KUALA LUMPUR - Malaysia's former prime minister Mahathir Mohamad, who was seeking a return to the premier's seat for a third time, has now thrown his support behind Parti Warisan Sabah leader Shafie Apdal as the opposition's Prime Minister-designate in the event of snap polls.
This decision comes after a week-long impasse within the loose coalition of opposition parties that saw them split between supporting Dr Mahathir or his former deputy Anwar Ibrahim as the PM candidate.
Tun Dr Mahathir declared he was backing Mr Shafie, the current Chief Minister of the Borneo state of Sabah, in a statement issued on Saturday (June 27).
Dr Mahathir claimed that the decision to back Mr Shafie was made collectively by Warisan, Democratic Action Party (DAP) and Parti Amanah Negara leaders during an informal meeting on Thursday, minus the agreement of Datuk Seri Anwar's Parti Keadilan Rakyat (PKR).
"We agreed unanimously to nominate Shafie Apdal as the prime minister candidate," Dr Mahathir said, adding that he was open to taking himself out of running for a prime ministerial nomination.
Dr Mahathir said the leaders at the meeting proposed that Mr Anwar serve as one of two deputy prime ministers under Mr Shafie, with Dr Mahathir's son Datuk Seri Mukhriz Mahathir serving as the second deputy prime minister.
"I hope this can be accepted by the people as proof that those in the opposition are not after power or money," he said.
The opposition coalition, dubbed Pakatan Harapan Plus, has seen relations within its ranks strained after Mr Anwar's PKR refused to back a proposal to have Dr Mahathir return as Prime Minister for six months, should they capture federal power.
Dr Mahathir, in return, had threatened to cut ties with PKR and work only with Pakatan Harapan's (PH) two other parties, DAP and Amanah.
Both DAP and Amanah had backed Dr Mahathir's bid to return as the coalition's prime ministerial candidate, but said in a joint statement on Saturday Mr Shafie's candidacy must first be discussed by their central party leaderships.
PKR had been insistent on having Mr Anwar as the opposition's Prime Minister candidate and the question whether Dr Mahathir removing himself from the equation would change their stance remains.
Leaders from Mr Shafie's Warisan party had reveled in the prospect of a candidate from the Borneo states of Sabah and Sarawak becoming Prime Minister of Malaysia for the first time.
"The aspiration to see a Sabahan (or Sarawakian) lead Malaysia as a Prime Minister one day is not impossible," the party's vice president Junz Wong posted on his Facebook page yesterday.
"We are not second class.
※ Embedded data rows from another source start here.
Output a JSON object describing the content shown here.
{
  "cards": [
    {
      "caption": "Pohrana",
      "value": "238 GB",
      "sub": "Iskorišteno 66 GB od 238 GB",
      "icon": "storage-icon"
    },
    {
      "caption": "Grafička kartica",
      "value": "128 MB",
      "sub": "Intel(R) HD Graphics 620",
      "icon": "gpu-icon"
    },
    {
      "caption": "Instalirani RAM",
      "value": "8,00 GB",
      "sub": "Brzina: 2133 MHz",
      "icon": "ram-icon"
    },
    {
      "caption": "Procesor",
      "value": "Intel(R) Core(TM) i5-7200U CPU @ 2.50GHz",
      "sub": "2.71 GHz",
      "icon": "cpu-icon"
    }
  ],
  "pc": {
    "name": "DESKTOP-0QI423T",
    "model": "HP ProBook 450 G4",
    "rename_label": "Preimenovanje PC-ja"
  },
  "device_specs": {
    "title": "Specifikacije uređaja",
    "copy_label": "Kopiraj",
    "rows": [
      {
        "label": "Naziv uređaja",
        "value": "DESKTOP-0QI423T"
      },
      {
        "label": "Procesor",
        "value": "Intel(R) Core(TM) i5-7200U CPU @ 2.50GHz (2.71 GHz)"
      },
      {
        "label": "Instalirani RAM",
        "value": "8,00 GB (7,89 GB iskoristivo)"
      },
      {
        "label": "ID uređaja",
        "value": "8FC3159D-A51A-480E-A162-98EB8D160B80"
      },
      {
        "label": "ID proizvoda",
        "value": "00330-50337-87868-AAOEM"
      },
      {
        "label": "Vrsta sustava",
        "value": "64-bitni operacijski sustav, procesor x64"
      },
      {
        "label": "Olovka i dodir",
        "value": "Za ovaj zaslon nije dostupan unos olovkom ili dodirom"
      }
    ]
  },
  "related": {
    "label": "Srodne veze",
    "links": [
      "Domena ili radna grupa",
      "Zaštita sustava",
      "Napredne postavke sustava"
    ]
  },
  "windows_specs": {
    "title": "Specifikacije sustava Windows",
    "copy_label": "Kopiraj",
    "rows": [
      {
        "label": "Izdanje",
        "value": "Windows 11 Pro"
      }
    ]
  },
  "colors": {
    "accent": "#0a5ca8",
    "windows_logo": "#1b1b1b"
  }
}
We are of equal standing (with Peninsula)," said Mr Wong, who is also a member of the Sabah state administration.
Mr Shafie's party deputy Darell Leiking also echoed the calls for an East Malaysian Prime Minister.
"Anyone acceptable to the Federation and coming from Borneo can equally lead the federation as PM. Why not, right?" Mr Leiking, a former federal cabinet member under Dr Mahathir's administration, said on his Facebook page.
The topic of Prime Minister-designate had always been a thorn for PH.
Dr Mahathir was named its Prime Minister candidate prior to the 2018 general elections following a promise of a mid-term transition of power towards Mr Anwar, who was imprisoned at the time and was unable to contest the elections.
Following Mr Anwar's release and subsequent re-election to federal legislature, his supporters had kept calling for Dr Mahathir to expedite the power transition.
This led to growing turmoil within the pact, leading to Dr Mahathir's resignation as Prime Minister in February this year, scuppering any planned transition towards Mr Anwar.
Dr Mahathir's Bersatu colleague Muhyiddin Yassin then led the departure of over 40 members of Parliament from PH - subsequently forming a government with PAS, the former ruling coalition Barisan Nasional and Sarawak's Gabungan Parti Sarawak (GPS).
However, Tan Sri Muhyiddin's administration remains in shaky ground, as it only has a three-seat majority in the Parliament.
His majority is expected to be tested for the first time during a scheduled Parliament meet in July. However, with growing calls for a snap election to be held instead, this test may never happen.